Ça y est! Les Jeux de Londres ne sont pas sitôt terminés que j'ai déjà trouvé la chanson thème des prochains JO. Les deux premières lignes de ce succès de 1958 conviennent d'ailleurs parfaitement. «Si tu vas à Rio» (site des Jeux de 2016), «n'oublie pas de monter là-haut» (l'or, la plus haute marche du podium). Je soupçonne que ma suggestion ne sera toutefois pas retenue, mais si jamais elle l'était, souvenez-vous que vous l'avez d'abord lue dans votre Concorde.
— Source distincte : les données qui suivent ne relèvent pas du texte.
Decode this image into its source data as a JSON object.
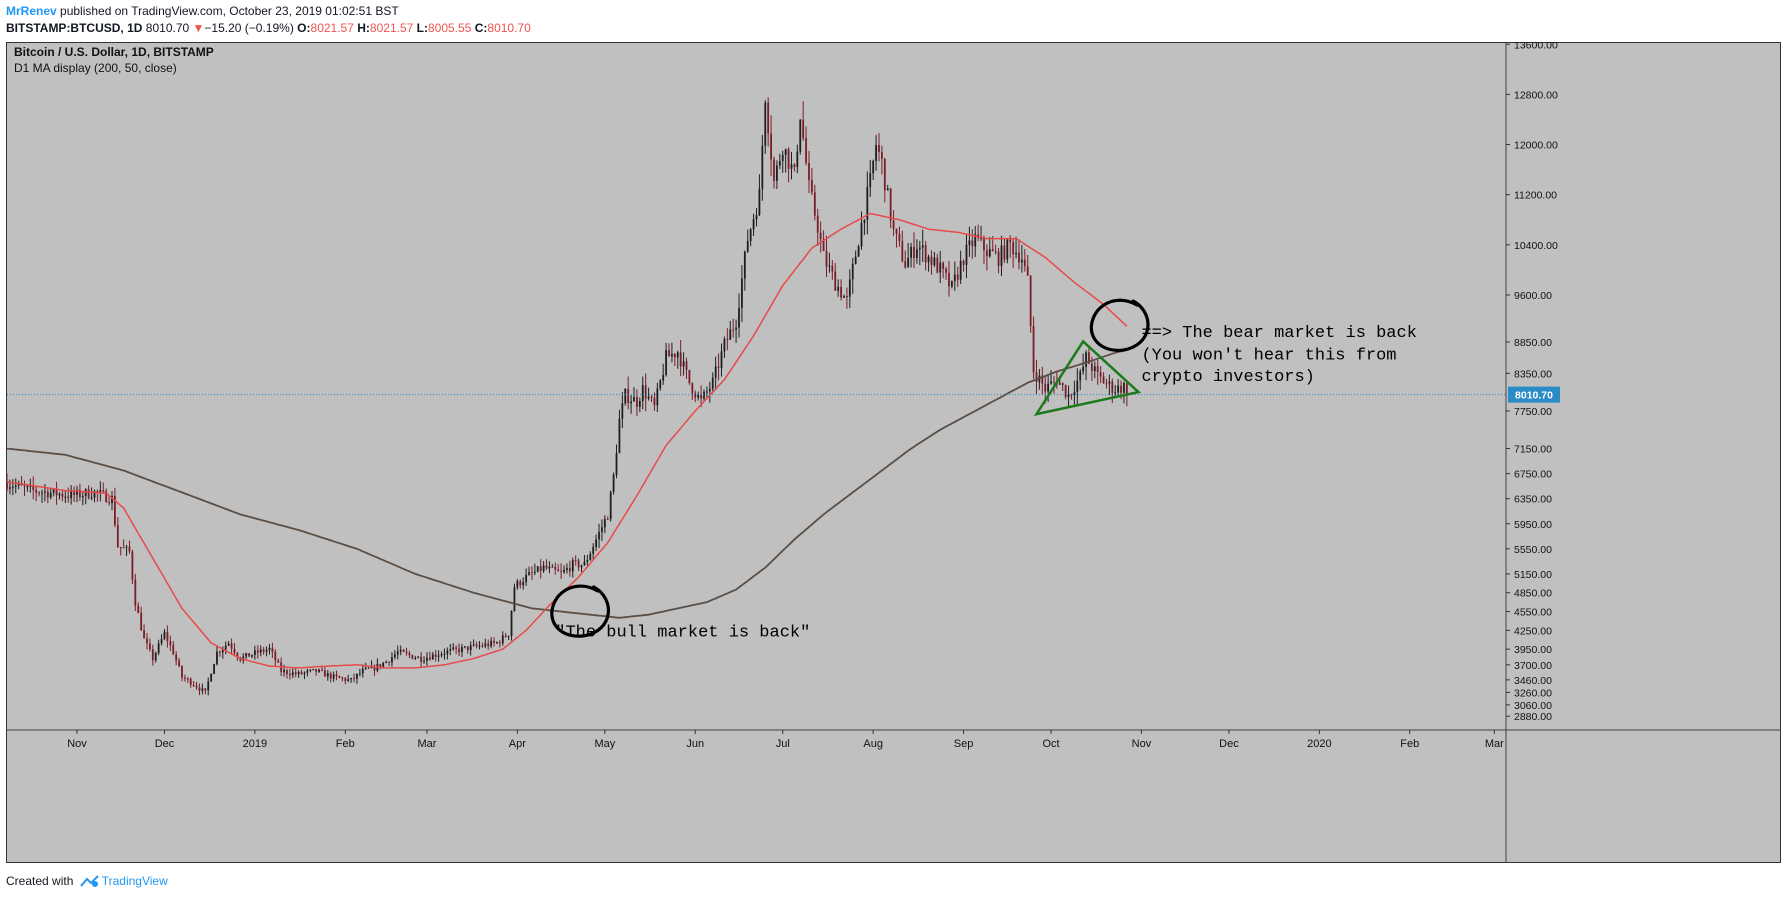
{
  "header": {
    "author": "MrRenev",
    "published": " published on TradingView.com, October 23, 2019 01:02:51 BST",
    "symbol": "BITSTAMP:BTCUSD, 1D",
    "last": "8010.70",
    "change_arrow": "▼",
    "change": "−15.20 (−0.19%)",
    "o_label": "O:",
    "o": "8021.57",
    "h_label": "H:",
    "h": "8021.57",
    "l_label": "L:",
    "l": "8005.55",
    "c_label": "C:",
    "c": "8010.70"
  },
  "footer": {
    "created_with": "Created with",
    "brand": "TradingView"
  },
  "colors": {
    "background": "#c0c0c0",
    "bull_candle": "#1e1e1e",
    "bear_candle": "#7a1d2a",
    "ma50": "#e84a4a",
    "ma200": "#5b4e44",
    "price_line": "#2a8cc6",
    "price_label_bg": "#2a8cc6",
    "triangle": "#1b7a1b",
    "annotation": "#000000"
  },
  "chart_data": {
    "type": "candlestick",
    "title": "Bitcoin / U.S. Dollar, 1D, BITSTAMP",
    "indicator_label": "D1 MA display (200, 50, close)",
    "ylim": [
      2660,
      13620
    ],
    "y_ticks": [
      13600,
      12800,
      12000,
      11200,
      10400,
      9600,
      8850,
      8350,
      7750,
      7150,
      6750,
      6350,
      5950,
      5550,
      5150,
      4850,
      4550,
      4250,
      3950,
      3700,
      3460,
      3260,
      3060,
      2880
    ],
    "y_tick_labels": [
      "13600.00",
      "12800.00",
      "12000.00",
      "11200.00",
      "10400.00",
      "9600.00",
      "8850.00",
      "8350.00",
      "7750.00",
      "7150.00",
      "6750.00",
      "6350.00",
      "5950.00",
      "5550.00",
      "5150.00",
      "4850.00",
      "4550.00",
      "4250.00",
      "3950.00",
      "3700.00",
      "3460.00",
      "3260.00",
      "3060.00",
      "2880.00"
    ],
    "x_range_days": [
      0,
      514
    ],
    "x_ticks": [
      {
        "day": 24,
        "label": "Nov"
      },
      {
        "day": 54,
        "label": "Dec"
      },
      {
        "day": 85,
        "label": "2019"
      },
      {
        "day": 116,
        "label": "Feb"
      },
      {
        "day": 144,
        "label": "Mar"
      },
      {
        "day": 175,
        "label": "Apr"
      },
      {
        "day": 205,
        "label": "May"
      },
      {
        "day": 236,
        "label": "Jun"
      },
      {
        "day": 266,
        "label": "Jul"
      },
      {
        "day": 297,
        "label": "Aug"
      },
      {
        "day": 328,
        "label": "Sep"
      },
      {
        "day": 358,
        "label": "Oct"
      },
      {
        "day": 389,
        "label": "Nov"
      },
      {
        "day": 419,
        "label": "Dec"
      },
      {
        "day": 450,
        "label": "2020"
      },
      {
        "day": 481,
        "label": "Feb"
      },
      {
        "day": 510,
        "label": "Mar"
      }
    ],
    "price_anchors": [
      [
        0,
        6600
      ],
      [
        8,
        6480
      ],
      [
        14,
        6450
      ],
      [
        22,
        6400
      ],
      [
        30,
        6450
      ],
      [
        36,
        6350
      ],
      [
        38,
        5600
      ],
      [
        42,
        5500
      ],
      [
        44,
        4700
      ],
      [
        47,
        4100
      ],
      [
        50,
        3800
      ],
      [
        54,
        4200
      ],
      [
        57,
        3900
      ],
      [
        60,
        3500
      ],
      [
        64,
        3400
      ],
      [
        68,
        3250
      ],
      [
        70,
        3600
      ],
      [
        72,
        3900
      ],
      [
        76,
        4050
      ],
      [
        80,
        3800
      ],
      [
        86,
        3900
      ],
      [
        90,
        3950
      ],
      [
        94,
        3600
      ],
      [
        100,
        3550
      ],
      [
        106,
        3600
      ],
      [
        112,
        3500
      ],
      [
        118,
        3450
      ],
      [
        122,
        3600
      ],
      [
        126,
        3650
      ],
      [
        130,
        3750
      ],
      [
        134,
        3900
      ],
      [
        138,
        3850
      ],
      [
        142,
        3800
      ],
      [
        146,
        3850
      ],
      [
        150,
        3900
      ],
      [
        156,
        3950
      ],
      [
        162,
        4000
      ],
      [
        168,
        4050
      ],
      [
        172,
        4200
      ],
      [
        174,
        4950
      ],
      [
        178,
        5100
      ],
      [
        184,
        5250
      ],
      [
        190,
        5150
      ],
      [
        194,
        5300
      ],
      [
        198,
        5300
      ],
      [
        202,
        5700
      ],
      [
        206,
        6100
      ],
      [
        208,
        6700
      ],
      [
        210,
        7600
      ],
      [
        212,
        8000
      ],
      [
        216,
        7900
      ],
      [
        218,
        8100
      ],
      [
        222,
        7800
      ],
      [
        226,
        8600
      ],
      [
        230,
        8700
      ],
      [
        234,
        8200
      ],
      [
        238,
        7900
      ],
      [
        242,
        8200
      ],
      [
        246,
        8800
      ],
      [
        250,
        9200
      ],
      [
        254,
        10500
      ],
      [
        258,
        11200
      ],
      [
        260,
        12800
      ],
      [
        263,
        11400
      ],
      [
        266,
        12000
      ],
      [
        270,
        11500
      ],
      [
        272,
        12500
      ],
      [
        275,
        11300
      ],
      [
        278,
        10700
      ],
      [
        280,
        10200
      ],
      [
        284,
        9800
      ],
      [
        288,
        9500
      ],
      [
        292,
        10500
      ],
      [
        296,
        11400
      ],
      [
        298,
        12000
      ],
      [
        300,
        11700
      ],
      [
        304,
        10600
      ],
      [
        308,
        10100
      ],
      [
        312,
        10400
      ],
      [
        316,
        10200
      ],
      [
        320,
        10000
      ],
      [
        324,
        9700
      ],
      [
        328,
        10200
      ],
      [
        332,
        10500
      ],
      [
        336,
        10300
      ],
      [
        340,
        10200
      ],
      [
        344,
        10400
      ],
      [
        348,
        10200
      ],
      [
        350,
        9800
      ],
      [
        352,
        8400
      ],
      [
        356,
        8100
      ],
      [
        360,
        8250
      ],
      [
        364,
        8000
      ],
      [
        368,
        8300
      ],
      [
        370,
        8600
      ],
      [
        374,
        8300
      ],
      [
        378,
        8150
      ],
      [
        380,
        8100
      ],
      [
        384,
        8150
      ]
    ],
    "ma50_anchors": [
      [
        0,
        6620
      ],
      [
        20,
        6480
      ],
      [
        34,
        6440
      ],
      [
        40,
        6200
      ],
      [
        50,
        5400
      ],
      [
        60,
        4600
      ],
      [
        70,
        4050
      ],
      [
        80,
        3800
      ],
      [
        90,
        3680
      ],
      [
        100,
        3650
      ],
      [
        110,
        3680
      ],
      [
        120,
        3700
      ],
      [
        130,
        3650
      ],
      [
        140,
        3650
      ],
      [
        150,
        3700
      ],
      [
        160,
        3800
      ],
      [
        170,
        3950
      ],
      [
        178,
        4250
      ],
      [
        186,
        4650
      ],
      [
        196,
        5100
      ],
      [
        206,
        5650
      ],
      [
        216,
        6400
      ],
      [
        226,
        7200
      ],
      [
        236,
        7750
      ],
      [
        246,
        8250
      ],
      [
        256,
        8950
      ],
      [
        266,
        9750
      ],
      [
        276,
        10350
      ],
      [
        286,
        10650
      ],
      [
        296,
        10900
      ],
      [
        306,
        10800
      ],
      [
        316,
        10650
      ],
      [
        326,
        10600
      ],
      [
        336,
        10500
      ],
      [
        346,
        10500
      ],
      [
        356,
        10200
      ],
      [
        366,
        9800
      ],
      [
        376,
        9450
      ],
      [
        384,
        9100
      ]
    ],
    "ma200_anchors": [
      [
        0,
        7150
      ],
      [
        20,
        7050
      ],
      [
        40,
        6800
      ],
      [
        60,
        6450
      ],
      [
        80,
        6100
      ],
      [
        100,
        5850
      ],
      [
        120,
        5550
      ],
      [
        140,
        5150
      ],
      [
        160,
        4850
      ],
      [
        180,
        4600
      ],
      [
        200,
        4500
      ],
      [
        210,
        4450
      ],
      [
        220,
        4500
      ],
      [
        230,
        4600
      ],
      [
        240,
        4700
      ],
      [
        250,
        4900
      ],
      [
        260,
        5250
      ],
      [
        270,
        5700
      ],
      [
        280,
        6100
      ],
      [
        290,
        6450
      ],
      [
        300,
        6800
      ],
      [
        310,
        7150
      ],
      [
        320,
        7450
      ],
      [
        330,
        7700
      ],
      [
        340,
        7950
      ],
      [
        350,
        8200
      ],
      [
        360,
        8380
      ],
      [
        370,
        8520
      ],
      [
        380,
        8680
      ],
      [
        384,
        8720
      ]
    ],
    "current_price": 8010.7,
    "current_price_label": "8010.70",
    "annotations": [
      {
        "text": "\"The bull market is back\"",
        "day": 188,
        "price": 4150
      },
      {
        "text": "==> The bear market is back",
        "day": 389,
        "price": 8930
      },
      {
        "text": "(You won't hear this from",
        "day": 389,
        "price": 8570
      },
      {
        "text": "crypto investors)",
        "day": 389,
        "price": 8230
      }
    ],
    "triangle": {
      "top": {
        "day": 369,
        "price": 8860
      },
      "right": {
        "day": 388,
        "price": 8050
      },
      "bottom": {
        "day": 353,
        "price": 7700
      }
    },
    "circles": [
      {
        "day": 195,
        "price": 4560
      },
      {
        "day": 380,
        "price": 9120
      }
    ]
  }
}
Bon! London 2012 s’est éteint, dimanche dernier, et je parie qu’il est déjà pour plusieurs un lointain souvenir. Si je vous demande le nombre de médailles et le rang du Canada, ça devrait aller. Et si je vous demande de me nommer les médaillés canadiens? Le prénom de la seule médaillée d’or? Vous avez bien raison. Pourquoi se casser le ciboulot quand votre iPhone, iPad ou ordi peut vous donner l’information d’un seul clic. Mais si je vous demandais qui a compté le but qui a valu au Canada la médaille d’or en hockey aux Jeux de Vancouver, vous n’hésiterez même pas à nommer Sidney Crosby. Tout ça pour vous dire que les Olympiques d’été, on les suit parce qu’il n’y a rien d’autre à la télé, mais dans le fond, on s’en balance un peu. Sauf si évidemment vous y aviez un parent ou voisin.

Un ami me demandait ce que je pensais de la présence aux Jeux de certains sports comme le tennis ou le basketball par exemple. Je lui ai dit et je vais vous le dire aussi. En autant que je suis concerné, le soccer a son Mundial et le tennis a son Grand Slam. Quant au basketball, les JO ne font que servir de vitrine à la NBA. Aucun pays ne peut rivaliser avec les équipes américaines autant masculines que féminines. Les vedettes des autres équipes, chinoises, croates ou canadiennes, évoluent également pour la plupart dans la NBA. Aussi mordu que je puisse l’être, le golf, qui effectuera un retour aux JO de Rio, ne devrait pas non plus faire partie des disciplines olympiques. Les rendez-vous importants du golf sont les Masters, U.S. et British Opens et PGA. Quant au BMX ou au volleyball de plage, bien euh…! Mais pourquoi ces sports se retrouvent-ils au programme des Jeux? L’argent, l’argent, encore l’argent et le spectacle. L’argent dont a besoin le CIO pour continuer d’organiser des Jeux qui de quatre ans en quatre ans se surpassent en faste. L’argent que les réseaux de télévision, principalement américains, ne verseraient sûrement pas si leurs athlètes de pointe (basket, tennis, golf et autres) n’étaient pas mis en évidence. Si les JO se concentraient sur l’athlétisme, la natation et autres sports dits amateurs, ils n’auraient sans doute pas la même couverture médiatique. Qui a regardé un excitant combat entre lutteurs iraniens et lituaniens?

Le Canada avait pour objectif le 12e rang au nombre des médailles avec une vingtaine de rubans autour du cou. Il en a récolté dix-huit, pour un 13e ou 36e rang, selon la méthode de calcul. Rien pour pavoiser, mais rien non plus pour se terrer de honte. Environ 13 000 participants, 205 pays et près de 400 épreuves réparties sur 33 sports, voilà ce que sont les Jeux olympiques. Au-delà d’opinions comme la mienne, au-delà des critiques justifiées ou non, au-delà des louanges exagérées et du flafla patriotique, restent le courage et la détermination des athlètes. Quand bien même ça ne serait que pour eux, les Jeux olympiques ont et continueront d’avoir leur raison d’être. Quant à moi, j’ai déjà hâte de revoir à Rio la charmante et séduisante haltérophile Zhou Lulu (ça se prononce Chou Loulou).